As a dentist for families in Eugene, Dr. Rita Feldmanis was deeply sadden when the pandemic required that we shut down our office for all non-emergency dental care treatments. Caring for the oral health needs of our community is an important job, and Dr. Feldmanis and the rest of her team feel deeply humbled and remain committed to our role in protecting the health and smiles of our friends and neighbors.
The ongoing pandemic has created a number of significant obstacles in not just how patients receive their health care but how they live their daily lives. Trips to the store now come with a sense of risk and potential danger. Even as a vaccine becomes available to the public, many people want to take every possible precaution to reduce their risk for contracting COVID-19.
When searching for effective remedies that will help to lower your risk for the coronavirus, it’s important to keep facts separated from fiction. Many false statements about supposed cures and protective measures circulate on social media, and you need to know how to determine which to trust and which to ignore.
Recently, you may have heard that mouthwash can kill COVID-19, and while that may seem potentially helpful and even beneficial, the facts behind that story may not live up to your overall expectations.
Can Mouthwash Really Kill COVID-19?
Recently, researchers at Cardiff University conducted a study that found mouthwashes can destroy the virus within 30 seconds of exposure. Since breathing in the coronavirus is one of the ways an individual can contract COVID-19, using mouthwash to create a hostile environment for the virus in the mouth can seem like a solution for lowering our risk of contagion.
The Cardiff study offers a perfect example of how the results of real science can become twisted into misinformation. Yes, mouthwash can kill the coronavirus within a few seconds after exposure, but studies have also shown that certain types of disinfectants and even baby shampoo can also kill the virus on contact. Unlike these other types of products, the fact that mouthwash can kill the virus sounds like more valuable information because it’s something people can actually use, which is why you start hearing about it on social media.
However, killing the virus on contact isn’t the same thing as preventing exposure. By the time the coronavirus enters your mouth, some the virus particles you’ve inhaled have already moved to the lungs. Even if you were somehow able to immediately rinse your mouth with a mouthwash after being exposed to the virus, it wouldn’t have any real effect. As a respiratory illness, COVID-19 develops in the lungs after the virus has taken root there, not in your mouth.
Just like how an umbrella will keep you from getting wet doesn’t matter if you don’t plan on going outside when it’s raining, the fact that mouthwash can kill the virus does little to keep you safe. That doesn’t mean mouthwash still can’t play a role in helping to lower the spread of the disease.

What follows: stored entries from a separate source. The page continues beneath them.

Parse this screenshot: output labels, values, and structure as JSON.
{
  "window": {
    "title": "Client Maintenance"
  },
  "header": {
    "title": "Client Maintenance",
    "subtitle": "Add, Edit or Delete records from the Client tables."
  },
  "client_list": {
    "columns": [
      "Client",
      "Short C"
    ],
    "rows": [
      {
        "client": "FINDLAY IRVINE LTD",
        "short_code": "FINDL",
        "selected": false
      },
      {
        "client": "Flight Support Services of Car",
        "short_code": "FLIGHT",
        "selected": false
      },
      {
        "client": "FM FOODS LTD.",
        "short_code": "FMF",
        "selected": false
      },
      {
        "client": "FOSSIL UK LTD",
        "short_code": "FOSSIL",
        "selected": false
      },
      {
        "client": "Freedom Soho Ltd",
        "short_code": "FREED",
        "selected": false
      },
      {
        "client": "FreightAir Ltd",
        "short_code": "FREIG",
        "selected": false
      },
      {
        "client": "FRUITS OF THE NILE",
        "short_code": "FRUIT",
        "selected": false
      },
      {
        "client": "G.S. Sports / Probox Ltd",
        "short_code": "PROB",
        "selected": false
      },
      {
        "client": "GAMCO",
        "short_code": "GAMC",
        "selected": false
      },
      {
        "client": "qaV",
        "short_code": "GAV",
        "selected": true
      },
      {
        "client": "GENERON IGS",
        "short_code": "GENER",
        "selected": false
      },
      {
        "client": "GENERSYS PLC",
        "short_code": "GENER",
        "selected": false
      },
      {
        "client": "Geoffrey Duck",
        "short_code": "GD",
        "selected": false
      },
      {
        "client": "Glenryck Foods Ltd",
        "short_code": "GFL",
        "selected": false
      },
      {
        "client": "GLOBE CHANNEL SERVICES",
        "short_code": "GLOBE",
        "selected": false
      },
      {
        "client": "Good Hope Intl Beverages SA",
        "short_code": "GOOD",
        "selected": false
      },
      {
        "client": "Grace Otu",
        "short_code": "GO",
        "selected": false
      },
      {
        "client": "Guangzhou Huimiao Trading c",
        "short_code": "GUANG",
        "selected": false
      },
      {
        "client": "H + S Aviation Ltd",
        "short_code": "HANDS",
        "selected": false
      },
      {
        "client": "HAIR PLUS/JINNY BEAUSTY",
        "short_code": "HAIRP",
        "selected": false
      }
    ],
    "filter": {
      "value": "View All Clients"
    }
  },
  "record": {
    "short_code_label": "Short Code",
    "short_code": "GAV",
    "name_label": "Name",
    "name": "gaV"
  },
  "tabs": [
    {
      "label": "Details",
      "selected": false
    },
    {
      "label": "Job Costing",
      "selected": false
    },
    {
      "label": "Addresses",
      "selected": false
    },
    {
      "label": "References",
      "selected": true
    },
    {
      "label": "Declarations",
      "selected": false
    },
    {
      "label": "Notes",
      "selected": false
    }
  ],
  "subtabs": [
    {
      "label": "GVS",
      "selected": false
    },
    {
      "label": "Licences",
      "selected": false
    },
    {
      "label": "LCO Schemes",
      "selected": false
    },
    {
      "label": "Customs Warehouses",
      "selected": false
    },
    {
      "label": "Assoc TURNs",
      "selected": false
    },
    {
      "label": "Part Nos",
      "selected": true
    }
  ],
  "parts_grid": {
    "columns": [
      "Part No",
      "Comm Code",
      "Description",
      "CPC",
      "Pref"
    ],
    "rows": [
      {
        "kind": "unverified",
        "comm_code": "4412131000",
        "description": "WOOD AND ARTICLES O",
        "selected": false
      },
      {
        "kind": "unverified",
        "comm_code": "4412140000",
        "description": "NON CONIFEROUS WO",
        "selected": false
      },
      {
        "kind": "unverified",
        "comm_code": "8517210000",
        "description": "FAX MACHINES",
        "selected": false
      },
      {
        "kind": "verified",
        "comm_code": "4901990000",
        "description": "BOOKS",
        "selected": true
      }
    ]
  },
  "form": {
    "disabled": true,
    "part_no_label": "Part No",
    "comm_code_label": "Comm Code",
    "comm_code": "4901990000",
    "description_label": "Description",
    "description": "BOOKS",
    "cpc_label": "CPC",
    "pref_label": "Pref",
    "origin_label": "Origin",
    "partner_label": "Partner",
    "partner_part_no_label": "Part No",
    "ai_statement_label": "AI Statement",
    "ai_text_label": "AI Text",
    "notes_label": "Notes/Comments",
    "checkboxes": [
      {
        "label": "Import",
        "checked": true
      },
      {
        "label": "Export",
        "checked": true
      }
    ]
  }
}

What can Mouthwash do to Help?
That mouthwash can kill the virus does have some benefit to the public health. While not an effective option for preventing the contraction of the virus, it could help to prevent the spread of COVID-19.
Infected individuals spread the virus by emitting respiratory droplets from their mouths and noses. Using a daily mouthwash, along with regular brushing and flossing, can help to eliminate and kill virus particles in infected patients that buildup in the mouth. Considering that many people contract the virus without ever experiencing any symptoms, yet still remain highly contagious, mouthwash use may help to contribute to fewer transmissions between asymptomatic patients with COVID-19 and those within their communities.
In fact, the researchers involved in the Cardiff study recommend that people start using mouthwash as part of their daily oral hygiene routine. The research team states clearly in their findings that mouthwash shouldn’t be consider an option for lowing your risk for the virus, but it could help to prevent you from spreading the virus should you contract COVID-19 and not show any symptoms.
Further research is still needed to determine just how effective mouthwash may be at reducing the spread of the virus, but every small step we take as a community can make a big difference. Since the daily use of mouthwash can only benefit the oral health of our community, any additional benefits when it comes to reducing the spread of COVID-19 is simply icing on the cake.
As a dentist for families in Eugene, Dr. Rita Feldmanis doesn’t want to see a future where patients once again must delay receiving the non-essential dental care their oral health requires. Infection rates are expected to soar this winter until a vaccine can become widely distributed. To prevent another shutdown, we must all do what we can to help prevent the spread of COVID-19. If we can get better smelling breath as a result, well that certainly seems worth the try.